Gallup and Sharecare began asking Americans about the source of their health insurance using the current question wording in August 2013, in anticipation of shifts in how people would receive their health insurance after the healthcare exchanges opened. Gallup asks Americans, “Is your primary health insurance coverage through a current or former employer, a union, Medicare, Medicaid, military or veteran’s coverage, or a plan fully paid for by you or a family member?” Gallup also asks whether they have secondary health insurance coverage and, if so, what type of coverage it is. The results reported here are a combined estimate of primary and secondary insurance types.
After campaigning on a promise to repeal the Affordable Care Act, Donald Trump and Republicans in Congress have so far failed to offer an alternative that satisfies their various constituencies. The GOP healthcare plan was panned by conservative Republicans who demanded additional reforms, while Democrats and moderate Republicans balked at Congressional Budget Office estimates indicating millions of Americans could lose their coverage under the plan.
Meanwhile, Americans’ opinions of the ACA have improved considerably since last fall, with a majority approving of the law for the first time in Gallup’s trend back to 2012. Since November 2016, all partisan groups have become increasingly supportive of the law, including a 10-point increase among Republicans and a 17-point bump among independents.
The healthcare legislation debate remains unsettled, and it is unclear how soon President Trump and Congress will attempt to pass revised legislation. Several insurers have announced that they are abandoning some health exchanges in 2018, suggesting that coverage options could diminish and premiums could surge in the near future in some states.

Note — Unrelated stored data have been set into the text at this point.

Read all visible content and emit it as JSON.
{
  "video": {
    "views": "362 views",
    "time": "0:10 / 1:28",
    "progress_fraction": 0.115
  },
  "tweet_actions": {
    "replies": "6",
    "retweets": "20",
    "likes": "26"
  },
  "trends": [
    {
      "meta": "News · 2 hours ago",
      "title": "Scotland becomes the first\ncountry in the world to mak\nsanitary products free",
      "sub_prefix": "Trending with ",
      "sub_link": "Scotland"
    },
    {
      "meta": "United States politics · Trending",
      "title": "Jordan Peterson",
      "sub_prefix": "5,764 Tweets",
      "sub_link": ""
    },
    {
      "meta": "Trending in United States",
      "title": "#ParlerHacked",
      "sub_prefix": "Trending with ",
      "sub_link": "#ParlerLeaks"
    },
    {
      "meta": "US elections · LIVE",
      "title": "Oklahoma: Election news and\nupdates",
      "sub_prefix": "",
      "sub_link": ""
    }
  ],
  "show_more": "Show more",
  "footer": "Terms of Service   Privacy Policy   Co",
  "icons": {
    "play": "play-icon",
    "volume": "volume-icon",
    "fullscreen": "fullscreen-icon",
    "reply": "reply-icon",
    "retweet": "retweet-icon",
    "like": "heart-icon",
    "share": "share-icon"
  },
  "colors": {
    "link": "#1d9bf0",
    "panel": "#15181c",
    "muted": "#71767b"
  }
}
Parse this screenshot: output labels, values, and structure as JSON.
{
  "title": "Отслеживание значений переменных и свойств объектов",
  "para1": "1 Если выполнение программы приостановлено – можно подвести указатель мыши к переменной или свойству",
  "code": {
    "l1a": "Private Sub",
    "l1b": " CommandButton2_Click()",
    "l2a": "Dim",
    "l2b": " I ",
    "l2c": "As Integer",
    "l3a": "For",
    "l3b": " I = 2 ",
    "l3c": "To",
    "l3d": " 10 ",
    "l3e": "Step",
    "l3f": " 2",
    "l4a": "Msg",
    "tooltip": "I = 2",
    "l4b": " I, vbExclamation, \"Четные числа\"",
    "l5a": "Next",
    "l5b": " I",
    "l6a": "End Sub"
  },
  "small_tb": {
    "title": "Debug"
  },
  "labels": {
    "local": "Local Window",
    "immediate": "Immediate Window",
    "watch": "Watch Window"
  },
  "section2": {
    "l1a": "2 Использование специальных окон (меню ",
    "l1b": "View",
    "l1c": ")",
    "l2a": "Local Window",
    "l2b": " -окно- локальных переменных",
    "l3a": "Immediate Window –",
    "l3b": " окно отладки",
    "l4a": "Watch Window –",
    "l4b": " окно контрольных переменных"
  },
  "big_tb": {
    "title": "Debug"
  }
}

The slight rise in the number of uninsured Americans in the first quarter of 2017 could, in part, be attributable to the uncertainty surrounding the long-term future of the Affordable Care Act. As such, it will be important to monitor the uninsured trends in the coming months as these events unfold. If coverage options and premiums do change, members of Congress from both parties may show a renewed urgency to address the healthcare issue.
These results are based on telephone interviews conducted Jan. 2-March 31, 2017, as part of the Gallup-Sharecare Well-Being Index survey, with a random sample of 44,596 adults, aged 18 and older, living in all 50 U.S. states and the District of Columbia. For results based on the total sample of national adults, the margin of sampling error is ±1 percentage point at the 95% confidence level. All reported margins of sampling error include computed design effects for weighting.
Each sample of national adults includes a minimum quota of 70% cellphone respondents and 30% landline respondents, with additional minimum quotas by time zone within region. Landline and cellular telephone numbers are selected using random-digit-dial methods.